OpenNMT C++ translator
C++ C CMake
Latest commit 5ae5352 Jan 19, 2017 @guillaumekln guillaumekln committed on GitHub Fix typo

README.md

CTranslate

CTranslate is a C++ implementation of OpenNMT's translate.lua script, with no Torch/Lua dependencies. It facilitates the use of OpenNMT models in existing products and on various platforms using Eigen as a backend.

It supports CPU OpenNMT models. You can convert GPU trained models with the release_model.lua script.

Dependencies

  • Boost
  • Eigen > 3.3

Compiling

CMake and a compiler that supports the C++11 standard are required to compile the project.

mkdir build
cd build
cmake -DEIGEN_ROOT=<path to Eigen library> ..
make

It will produce the dynamic library libonmt.so and the translation client cli/translate. To compile only the library, use the -DLIB_ONLY=ON flag.

Performance tips

  • Unless you are cross-compiling for a different architecture, you can add -DCMAKE_CXX_FLAGS="-march=native" to the cmake command above to optimize for speed.
  • Consider using Intel® MKL if available. You should follow Eigen instructions to link against it.

Using

Client

See cli/translate --help. It has the same interface as the translate.lua script in OpenNMT while adding the ability to work with the standard input and output.

Library

This project is also a convenient way to load OpenNMT models and translate texts in existing software.

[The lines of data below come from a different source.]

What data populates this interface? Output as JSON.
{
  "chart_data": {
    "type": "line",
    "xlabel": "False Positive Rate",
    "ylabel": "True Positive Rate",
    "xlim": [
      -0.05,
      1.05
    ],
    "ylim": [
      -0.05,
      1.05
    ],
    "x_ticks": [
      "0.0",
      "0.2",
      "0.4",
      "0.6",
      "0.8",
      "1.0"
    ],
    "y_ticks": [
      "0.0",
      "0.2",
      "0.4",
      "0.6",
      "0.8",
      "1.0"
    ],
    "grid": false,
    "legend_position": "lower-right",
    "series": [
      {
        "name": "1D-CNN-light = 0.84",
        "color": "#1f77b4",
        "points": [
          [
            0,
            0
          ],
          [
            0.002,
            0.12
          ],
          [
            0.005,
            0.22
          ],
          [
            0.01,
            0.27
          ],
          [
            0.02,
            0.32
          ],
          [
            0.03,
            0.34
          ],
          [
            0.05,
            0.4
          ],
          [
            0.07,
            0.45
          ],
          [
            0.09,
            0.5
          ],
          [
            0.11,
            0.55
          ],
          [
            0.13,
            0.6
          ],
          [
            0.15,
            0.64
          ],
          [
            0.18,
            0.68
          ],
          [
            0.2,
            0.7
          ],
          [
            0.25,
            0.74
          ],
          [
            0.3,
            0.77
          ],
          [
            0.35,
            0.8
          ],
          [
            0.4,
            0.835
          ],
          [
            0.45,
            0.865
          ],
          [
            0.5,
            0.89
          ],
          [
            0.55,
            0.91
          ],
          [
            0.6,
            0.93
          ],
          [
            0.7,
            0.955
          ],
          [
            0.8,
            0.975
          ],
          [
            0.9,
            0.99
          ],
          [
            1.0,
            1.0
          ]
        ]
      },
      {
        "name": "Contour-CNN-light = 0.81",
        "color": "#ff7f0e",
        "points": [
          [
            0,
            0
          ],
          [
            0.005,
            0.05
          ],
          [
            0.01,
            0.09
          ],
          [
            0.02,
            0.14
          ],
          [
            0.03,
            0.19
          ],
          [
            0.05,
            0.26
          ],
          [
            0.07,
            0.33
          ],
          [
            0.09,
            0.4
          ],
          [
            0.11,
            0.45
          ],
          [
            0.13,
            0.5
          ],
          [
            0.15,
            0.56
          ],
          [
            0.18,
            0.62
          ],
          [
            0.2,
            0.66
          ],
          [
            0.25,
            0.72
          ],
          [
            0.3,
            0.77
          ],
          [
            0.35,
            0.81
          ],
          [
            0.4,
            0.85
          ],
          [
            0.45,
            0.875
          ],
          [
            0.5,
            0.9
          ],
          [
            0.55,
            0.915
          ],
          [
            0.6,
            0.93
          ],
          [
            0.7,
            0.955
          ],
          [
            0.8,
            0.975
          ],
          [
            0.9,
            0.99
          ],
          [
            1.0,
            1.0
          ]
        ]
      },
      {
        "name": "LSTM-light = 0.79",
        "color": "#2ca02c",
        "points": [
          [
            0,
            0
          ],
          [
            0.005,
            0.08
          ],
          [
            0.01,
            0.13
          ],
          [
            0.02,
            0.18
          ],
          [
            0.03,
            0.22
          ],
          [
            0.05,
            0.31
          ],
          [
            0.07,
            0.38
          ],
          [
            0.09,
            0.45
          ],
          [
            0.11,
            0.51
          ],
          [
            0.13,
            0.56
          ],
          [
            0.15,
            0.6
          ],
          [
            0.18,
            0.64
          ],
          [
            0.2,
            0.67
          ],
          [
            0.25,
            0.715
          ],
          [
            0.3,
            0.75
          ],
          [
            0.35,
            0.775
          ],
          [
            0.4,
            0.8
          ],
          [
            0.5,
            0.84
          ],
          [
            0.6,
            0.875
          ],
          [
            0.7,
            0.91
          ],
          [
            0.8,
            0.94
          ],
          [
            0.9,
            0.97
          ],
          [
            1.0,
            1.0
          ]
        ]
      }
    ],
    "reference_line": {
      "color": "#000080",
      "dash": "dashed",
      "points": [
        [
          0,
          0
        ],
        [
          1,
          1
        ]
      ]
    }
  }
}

Here is a very simple example:

#include <iostream>

#include <onmt/onmt.h>

int main()
{
  // Create a new Translator object.
  auto translator = onmt::TranslatorFactory::build("enfr_model_release.t7");

  // Translate a tokenized sentence.
  std::cout << translator->translate("Hello world !") << std::endl;

  return 0;
}

For a more advanced usage, see:

  • include/onmt/TranslatorFactory.h to instantiate a new translator
  • include/onmt/ITranslator.h (the Translator interface) to translate sequences or batch of sequences
  • include/onmt/TranslationResult.h to retrieve results and attention vectors
  • include/onmt/Threads.h to programmatically control the number of threads to use

Missing features

  • OpenNMT tokenization and detokenization